More important, we are constantly told that the Palestinians aren't Israel's people. Whatever obligations Israel might have to provide food, water, electricity and health care to its own citizens, it's not clear why it has those obligations to the Gazans, particularly when those Gazans are committed to the destruction of Israel.

Human-rights groups say Israel must provide these things because Israel is the "occupying power." But Israel no longer occupies Gaza, which Amnesty knows. That's why they say Israel's "blockade" of Gaza is indistinguishable from occupation.
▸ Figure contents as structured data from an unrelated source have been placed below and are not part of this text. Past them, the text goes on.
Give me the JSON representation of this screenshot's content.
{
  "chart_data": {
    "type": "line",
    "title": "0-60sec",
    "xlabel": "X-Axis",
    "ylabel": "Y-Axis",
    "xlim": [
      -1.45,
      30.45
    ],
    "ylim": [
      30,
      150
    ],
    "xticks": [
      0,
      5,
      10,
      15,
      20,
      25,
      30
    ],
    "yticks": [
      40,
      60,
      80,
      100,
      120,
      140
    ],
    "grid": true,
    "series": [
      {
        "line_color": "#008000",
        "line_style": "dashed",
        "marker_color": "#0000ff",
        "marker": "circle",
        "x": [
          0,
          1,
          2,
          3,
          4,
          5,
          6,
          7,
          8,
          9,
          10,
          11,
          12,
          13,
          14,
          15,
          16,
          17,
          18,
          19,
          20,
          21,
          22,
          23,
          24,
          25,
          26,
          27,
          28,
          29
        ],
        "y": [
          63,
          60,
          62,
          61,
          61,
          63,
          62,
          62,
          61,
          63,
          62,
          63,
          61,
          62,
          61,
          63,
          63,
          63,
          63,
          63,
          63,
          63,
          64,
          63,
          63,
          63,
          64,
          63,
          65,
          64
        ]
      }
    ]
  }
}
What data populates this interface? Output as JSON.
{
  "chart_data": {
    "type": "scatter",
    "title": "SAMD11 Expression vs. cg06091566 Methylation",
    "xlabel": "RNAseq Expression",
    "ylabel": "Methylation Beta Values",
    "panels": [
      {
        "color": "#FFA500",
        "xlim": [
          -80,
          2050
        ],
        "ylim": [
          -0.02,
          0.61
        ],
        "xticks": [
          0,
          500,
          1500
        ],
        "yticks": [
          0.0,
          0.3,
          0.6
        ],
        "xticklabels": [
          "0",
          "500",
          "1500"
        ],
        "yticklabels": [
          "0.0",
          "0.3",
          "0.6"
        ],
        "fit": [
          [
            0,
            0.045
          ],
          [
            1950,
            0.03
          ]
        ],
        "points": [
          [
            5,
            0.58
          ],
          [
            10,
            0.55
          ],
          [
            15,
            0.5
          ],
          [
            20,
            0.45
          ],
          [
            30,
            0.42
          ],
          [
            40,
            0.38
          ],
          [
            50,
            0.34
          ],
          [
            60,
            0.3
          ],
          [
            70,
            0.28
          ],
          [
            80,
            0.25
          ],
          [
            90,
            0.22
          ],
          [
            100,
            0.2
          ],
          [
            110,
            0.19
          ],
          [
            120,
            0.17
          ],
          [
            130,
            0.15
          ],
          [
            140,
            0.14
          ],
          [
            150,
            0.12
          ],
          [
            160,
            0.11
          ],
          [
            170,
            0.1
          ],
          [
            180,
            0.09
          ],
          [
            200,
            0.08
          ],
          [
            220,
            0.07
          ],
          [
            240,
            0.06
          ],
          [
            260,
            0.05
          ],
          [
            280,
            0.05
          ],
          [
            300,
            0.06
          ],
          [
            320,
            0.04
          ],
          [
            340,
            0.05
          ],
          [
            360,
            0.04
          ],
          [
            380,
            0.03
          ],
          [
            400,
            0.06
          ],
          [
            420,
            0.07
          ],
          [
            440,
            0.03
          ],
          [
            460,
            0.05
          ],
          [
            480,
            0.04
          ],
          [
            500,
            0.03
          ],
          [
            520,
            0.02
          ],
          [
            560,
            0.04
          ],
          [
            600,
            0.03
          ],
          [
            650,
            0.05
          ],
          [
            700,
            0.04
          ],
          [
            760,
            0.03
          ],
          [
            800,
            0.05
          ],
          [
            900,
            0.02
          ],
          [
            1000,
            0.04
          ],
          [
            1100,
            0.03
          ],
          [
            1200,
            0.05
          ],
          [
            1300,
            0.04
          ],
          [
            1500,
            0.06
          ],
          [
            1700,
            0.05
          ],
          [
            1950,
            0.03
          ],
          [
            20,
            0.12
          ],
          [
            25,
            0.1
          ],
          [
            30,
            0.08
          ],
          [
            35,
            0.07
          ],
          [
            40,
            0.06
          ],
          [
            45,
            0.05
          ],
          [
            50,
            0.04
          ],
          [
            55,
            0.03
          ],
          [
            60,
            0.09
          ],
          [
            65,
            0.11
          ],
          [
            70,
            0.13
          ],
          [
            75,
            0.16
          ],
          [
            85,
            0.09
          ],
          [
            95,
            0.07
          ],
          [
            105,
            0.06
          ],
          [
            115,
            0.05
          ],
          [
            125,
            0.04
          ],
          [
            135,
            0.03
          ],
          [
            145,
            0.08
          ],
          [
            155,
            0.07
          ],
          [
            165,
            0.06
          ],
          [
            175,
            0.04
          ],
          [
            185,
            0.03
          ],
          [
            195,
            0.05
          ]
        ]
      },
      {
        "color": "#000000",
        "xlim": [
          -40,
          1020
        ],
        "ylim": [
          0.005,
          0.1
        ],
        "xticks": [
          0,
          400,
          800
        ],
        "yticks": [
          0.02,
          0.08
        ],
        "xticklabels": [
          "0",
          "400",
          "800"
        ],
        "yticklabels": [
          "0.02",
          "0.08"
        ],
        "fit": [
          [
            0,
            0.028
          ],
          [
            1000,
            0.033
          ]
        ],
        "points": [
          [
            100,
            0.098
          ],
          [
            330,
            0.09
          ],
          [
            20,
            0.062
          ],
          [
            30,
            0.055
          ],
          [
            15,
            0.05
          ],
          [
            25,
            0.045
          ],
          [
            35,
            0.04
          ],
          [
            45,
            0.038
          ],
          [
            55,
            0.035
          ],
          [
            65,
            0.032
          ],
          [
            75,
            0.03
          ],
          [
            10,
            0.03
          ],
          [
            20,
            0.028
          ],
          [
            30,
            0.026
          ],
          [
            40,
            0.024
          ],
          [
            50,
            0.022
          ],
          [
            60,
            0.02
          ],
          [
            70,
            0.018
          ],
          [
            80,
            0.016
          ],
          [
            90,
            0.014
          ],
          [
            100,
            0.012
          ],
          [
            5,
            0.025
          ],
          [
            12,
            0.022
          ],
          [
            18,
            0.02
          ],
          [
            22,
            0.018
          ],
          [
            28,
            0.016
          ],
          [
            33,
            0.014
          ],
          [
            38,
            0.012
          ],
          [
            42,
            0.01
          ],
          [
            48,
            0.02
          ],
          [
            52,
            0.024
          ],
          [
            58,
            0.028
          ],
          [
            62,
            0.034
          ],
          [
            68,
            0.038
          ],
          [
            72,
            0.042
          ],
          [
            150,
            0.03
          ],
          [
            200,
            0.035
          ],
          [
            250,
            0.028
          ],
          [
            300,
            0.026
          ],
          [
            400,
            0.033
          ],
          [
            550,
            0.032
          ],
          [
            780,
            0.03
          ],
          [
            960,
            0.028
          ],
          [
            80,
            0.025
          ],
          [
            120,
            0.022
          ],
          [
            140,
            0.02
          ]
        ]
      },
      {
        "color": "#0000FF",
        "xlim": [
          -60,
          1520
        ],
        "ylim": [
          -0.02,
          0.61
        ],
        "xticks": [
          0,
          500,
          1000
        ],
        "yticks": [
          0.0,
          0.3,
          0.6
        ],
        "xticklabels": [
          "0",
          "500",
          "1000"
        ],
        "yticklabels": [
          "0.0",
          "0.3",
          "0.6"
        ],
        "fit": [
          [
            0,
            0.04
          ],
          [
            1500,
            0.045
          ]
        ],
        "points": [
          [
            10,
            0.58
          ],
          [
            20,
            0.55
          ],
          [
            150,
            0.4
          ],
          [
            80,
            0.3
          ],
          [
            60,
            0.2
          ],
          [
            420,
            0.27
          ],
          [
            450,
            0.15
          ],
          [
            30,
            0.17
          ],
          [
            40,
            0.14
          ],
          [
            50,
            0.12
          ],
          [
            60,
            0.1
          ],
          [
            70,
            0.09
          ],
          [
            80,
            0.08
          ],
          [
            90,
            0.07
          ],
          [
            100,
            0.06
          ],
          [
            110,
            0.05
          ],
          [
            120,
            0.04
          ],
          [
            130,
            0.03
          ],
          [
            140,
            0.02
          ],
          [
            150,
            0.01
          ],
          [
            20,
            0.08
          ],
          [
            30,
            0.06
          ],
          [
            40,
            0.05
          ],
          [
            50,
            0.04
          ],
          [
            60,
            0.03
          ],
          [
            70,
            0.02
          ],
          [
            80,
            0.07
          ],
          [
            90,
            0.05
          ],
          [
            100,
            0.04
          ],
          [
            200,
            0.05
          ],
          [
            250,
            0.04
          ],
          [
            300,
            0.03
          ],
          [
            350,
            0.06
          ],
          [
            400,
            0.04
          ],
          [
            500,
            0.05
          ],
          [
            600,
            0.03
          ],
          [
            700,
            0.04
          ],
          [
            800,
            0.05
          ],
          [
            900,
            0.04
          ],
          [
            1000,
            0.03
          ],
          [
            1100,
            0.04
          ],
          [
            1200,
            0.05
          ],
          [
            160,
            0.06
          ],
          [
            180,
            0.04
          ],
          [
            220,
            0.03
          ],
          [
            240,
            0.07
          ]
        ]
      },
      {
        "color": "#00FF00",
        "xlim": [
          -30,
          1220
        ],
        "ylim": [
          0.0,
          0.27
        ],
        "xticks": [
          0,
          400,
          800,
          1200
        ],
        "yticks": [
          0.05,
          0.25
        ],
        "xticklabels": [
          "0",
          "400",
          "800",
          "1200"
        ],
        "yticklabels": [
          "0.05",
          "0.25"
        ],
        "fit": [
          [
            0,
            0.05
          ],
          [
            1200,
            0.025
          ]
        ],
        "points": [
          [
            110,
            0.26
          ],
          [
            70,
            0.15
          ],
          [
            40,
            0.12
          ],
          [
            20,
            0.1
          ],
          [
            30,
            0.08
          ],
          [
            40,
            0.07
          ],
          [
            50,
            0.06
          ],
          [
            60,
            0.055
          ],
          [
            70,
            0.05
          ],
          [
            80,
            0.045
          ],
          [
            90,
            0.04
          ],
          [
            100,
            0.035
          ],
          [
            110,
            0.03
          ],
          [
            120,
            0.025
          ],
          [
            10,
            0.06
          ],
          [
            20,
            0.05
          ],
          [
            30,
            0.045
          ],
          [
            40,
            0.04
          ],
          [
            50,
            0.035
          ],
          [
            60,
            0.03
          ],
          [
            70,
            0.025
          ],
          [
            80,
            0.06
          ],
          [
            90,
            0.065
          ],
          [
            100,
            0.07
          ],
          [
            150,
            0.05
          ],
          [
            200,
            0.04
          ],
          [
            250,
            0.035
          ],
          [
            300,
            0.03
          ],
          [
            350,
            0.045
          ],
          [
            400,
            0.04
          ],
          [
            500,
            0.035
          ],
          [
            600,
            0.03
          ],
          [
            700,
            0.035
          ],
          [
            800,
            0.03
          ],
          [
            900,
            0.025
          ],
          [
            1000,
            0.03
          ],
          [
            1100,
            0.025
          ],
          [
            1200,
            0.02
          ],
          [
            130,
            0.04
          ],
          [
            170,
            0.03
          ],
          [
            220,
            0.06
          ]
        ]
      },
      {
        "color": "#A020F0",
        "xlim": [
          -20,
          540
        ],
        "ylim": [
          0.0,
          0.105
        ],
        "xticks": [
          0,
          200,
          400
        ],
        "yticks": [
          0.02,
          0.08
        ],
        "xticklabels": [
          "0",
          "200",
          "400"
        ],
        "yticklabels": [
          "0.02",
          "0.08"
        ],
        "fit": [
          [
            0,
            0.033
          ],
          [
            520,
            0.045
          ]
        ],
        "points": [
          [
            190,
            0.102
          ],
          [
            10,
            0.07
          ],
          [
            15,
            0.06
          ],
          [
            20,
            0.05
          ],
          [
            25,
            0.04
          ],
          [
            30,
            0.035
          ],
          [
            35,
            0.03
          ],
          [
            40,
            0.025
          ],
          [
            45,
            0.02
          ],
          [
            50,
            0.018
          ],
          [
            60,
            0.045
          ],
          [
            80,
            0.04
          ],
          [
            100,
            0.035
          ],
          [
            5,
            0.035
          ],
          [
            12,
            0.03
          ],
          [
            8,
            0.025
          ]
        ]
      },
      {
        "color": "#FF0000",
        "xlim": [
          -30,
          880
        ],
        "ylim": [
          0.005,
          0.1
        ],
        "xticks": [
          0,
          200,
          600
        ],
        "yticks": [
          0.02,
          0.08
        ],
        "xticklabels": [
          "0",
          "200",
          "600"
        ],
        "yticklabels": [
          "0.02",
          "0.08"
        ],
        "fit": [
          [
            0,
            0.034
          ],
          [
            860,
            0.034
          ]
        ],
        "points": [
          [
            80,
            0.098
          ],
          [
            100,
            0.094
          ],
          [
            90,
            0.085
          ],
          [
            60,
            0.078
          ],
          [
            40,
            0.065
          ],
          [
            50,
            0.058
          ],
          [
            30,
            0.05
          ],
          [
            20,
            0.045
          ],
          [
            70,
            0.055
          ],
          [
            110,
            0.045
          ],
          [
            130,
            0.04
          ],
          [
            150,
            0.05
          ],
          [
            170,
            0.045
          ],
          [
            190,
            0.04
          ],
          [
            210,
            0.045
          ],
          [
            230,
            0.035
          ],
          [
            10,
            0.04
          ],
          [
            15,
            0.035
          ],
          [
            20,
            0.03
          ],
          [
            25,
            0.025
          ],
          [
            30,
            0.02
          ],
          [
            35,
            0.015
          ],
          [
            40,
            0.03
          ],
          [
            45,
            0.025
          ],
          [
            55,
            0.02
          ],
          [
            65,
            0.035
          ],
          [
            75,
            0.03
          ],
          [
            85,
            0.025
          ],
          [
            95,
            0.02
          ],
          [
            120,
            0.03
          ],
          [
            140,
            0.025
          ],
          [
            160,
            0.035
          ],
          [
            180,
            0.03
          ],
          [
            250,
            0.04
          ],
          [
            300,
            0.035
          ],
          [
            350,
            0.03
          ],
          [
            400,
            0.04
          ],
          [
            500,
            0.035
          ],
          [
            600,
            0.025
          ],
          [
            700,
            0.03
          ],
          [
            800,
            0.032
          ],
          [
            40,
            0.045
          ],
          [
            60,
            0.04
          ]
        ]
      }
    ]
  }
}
But whether or not "blockade" is the right word for Israel's actions, it's not the same thing as an occupation. America had a blockade of sorts against Iraq for a decade. Then we occupied it. If there's no difference between the blockade and the occupation, what has everyone been arguing about?

...

I remain puzzled by the success of the Hamas-Palestinian victim strategy. They engage in self destructive practices on a scale that is unmatched the the civilized world and project responsibility for that self destructive activity on a party that is "required" to take care of them. They have assumed the role of permanent adolescence at the same time they send their young out to explode around Israelis. I am passed feeling sorry for these wretched people.